Roy, Kelly and Deke devise a plan involving them tossing balloons attached to hay bales from a van to bait the lawnmower into attacking. That night, Deke reveals that the lawnmower was once owned by his father, a former greenskeeper of Tall Grass who was decapitated by the mower in an apparent suicide the day after he was fired. The next morning, the mower attacks, and Roy accidentally crashes the van in the ensuing chaos. Unable to repair the engine, Kelly devises a plan to disable the mower by pouring sugar into the gas tank, and Deke offers to be the one to lure the mower to the van. The plan fails, however, and Deke is killed. Roy manages to toss an explosive device onto the mower, however, and successfully putts a golf ball onto it, causing the mower to catch fire and explode.

==Cast==

- Robert North as Roy Kent
- Victoria Scott as Kelly Lange
- Jeremy Whelan as Deke Slade
- Charlie Quinn as Charlie Kimmel
- William Towner as Norman Osgood
- Holly Stevenson as Beatrice "Bea" Osgood
- Bill Kimble as Sonny Fagan
- Lee Devin as Squire Evans
- Hank Berkheimer as Malcolm Simpkins

==Production==
Rondinella stated during an interview that the idea for Blades came about during the production of Girls School Screamers (another film which he, Finegan and Pace worked on together) when Finegan "mentioned it as a future project". Having expressed interest in working on it, Rondinella and Pace were hired by Finegan to write the script, which they did so in nine days.'

The film was shot over the course of eight weeks in Villas, New Jersey.
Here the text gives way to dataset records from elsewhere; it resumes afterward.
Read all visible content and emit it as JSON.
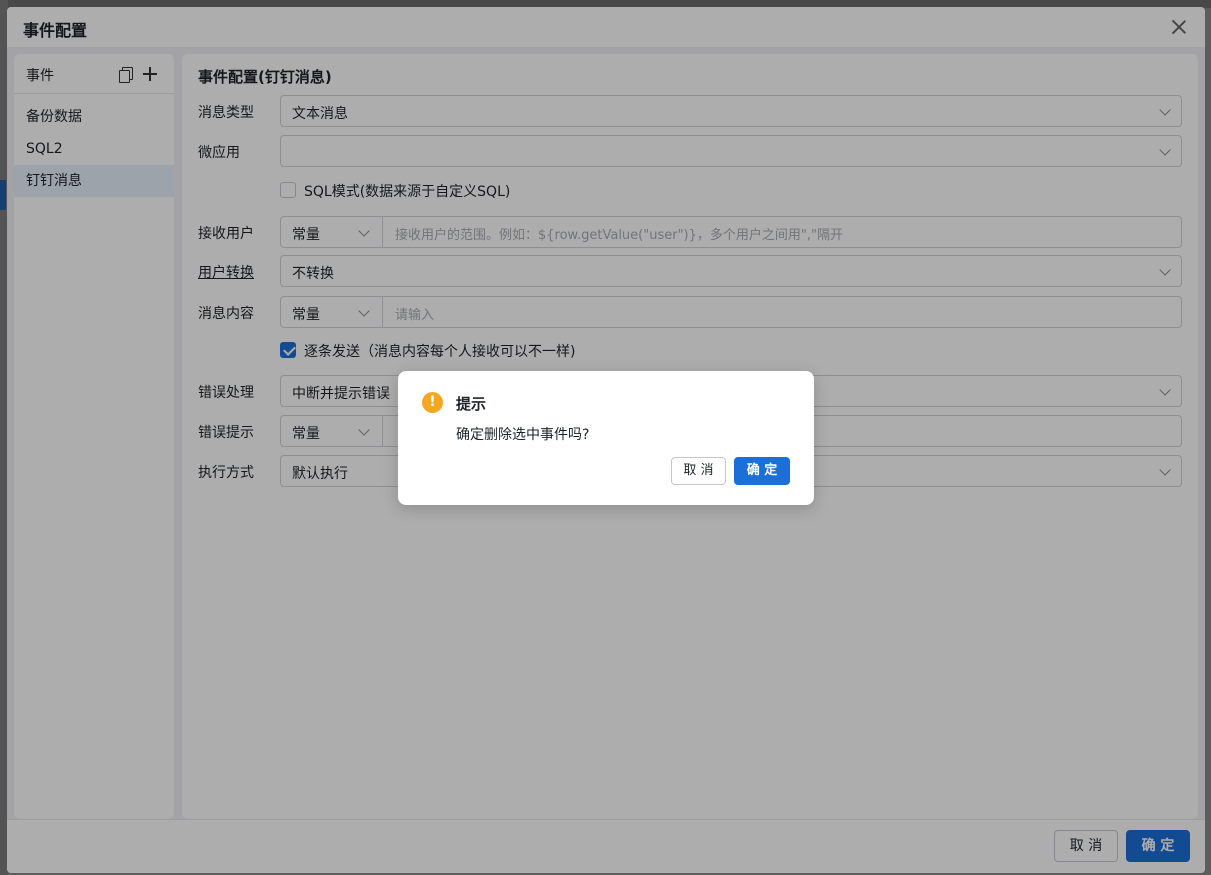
{
  "dialog": {
    "title": "事件配置",
    "footer": {
      "cancel": "取 消",
      "ok": "确 定"
    }
  },
  "events_panel": {
    "header": "事件",
    "items": [
      {
        "label": "备份数据",
        "active": false
      },
      {
        "label": "SQL2",
        "active": false
      },
      {
        "label": "钉钉消息",
        "active": true
      }
    ]
  },
  "form": {
    "title": "事件配置(钉钉消息)",
    "message_type": {
      "label": "消息类型",
      "value": "文本消息"
    },
    "micro_app": {
      "label": "微应用",
      "value": ""
    },
    "sql_mode": {
      "label": "SQL模式(数据来源于自定义SQL)",
      "checked": false
    },
    "receiver": {
      "label": "接收用户",
      "mode": "常量",
      "placeholder": "接收用户的范围。例如：${row.getValue(\"user\")}，多个用户之间用\",\"隔开"
    },
    "user_convert": {
      "label": "用户转换",
      "value": "不转换"
    },
    "content": {
      "label": "消息内容",
      "mode": "常量",
      "placeholder": "请输入"
    },
    "send_each": {
      "label": "逐条发送（消息内容每个人接收可以不一样)",
      "checked": true
    },
    "error_handling": {
      "label": "错误处理",
      "value": "中断并提示错误"
    },
    "error_tip": {
      "label": "错误提示",
      "mode": "常量"
    },
    "exec_mode": {
      "label": "执行方式",
      "value": "默认执行"
    }
  },
  "confirm_popup": {
    "title": "提示",
    "message": "确定删除选中事件吗?",
    "cancel": "取 消",
    "ok": "确 定"
  },
  "colors": {
    "primary": "#1d6fd8",
    "warning": "#f5a623",
    "active_item": "#e6f0fb"
  }
}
Rondinella has described the film as being an intentional parody of Jaws.

==Release==
=== Home media ===
On 27 January 2004, the film was released on DVD for the first time as a triple feature with two other Troma titles, Blood Hook and Zombie Island Massacre.

In October 2021, Vinegar Syndrome released the film on Blu-ray for the first time. This release contains newly-commissioned bonus features, including a commentary track with Rondinella and Pace and a making-of documentary featuring interviews with Rondinella, Pace and producer Finegan.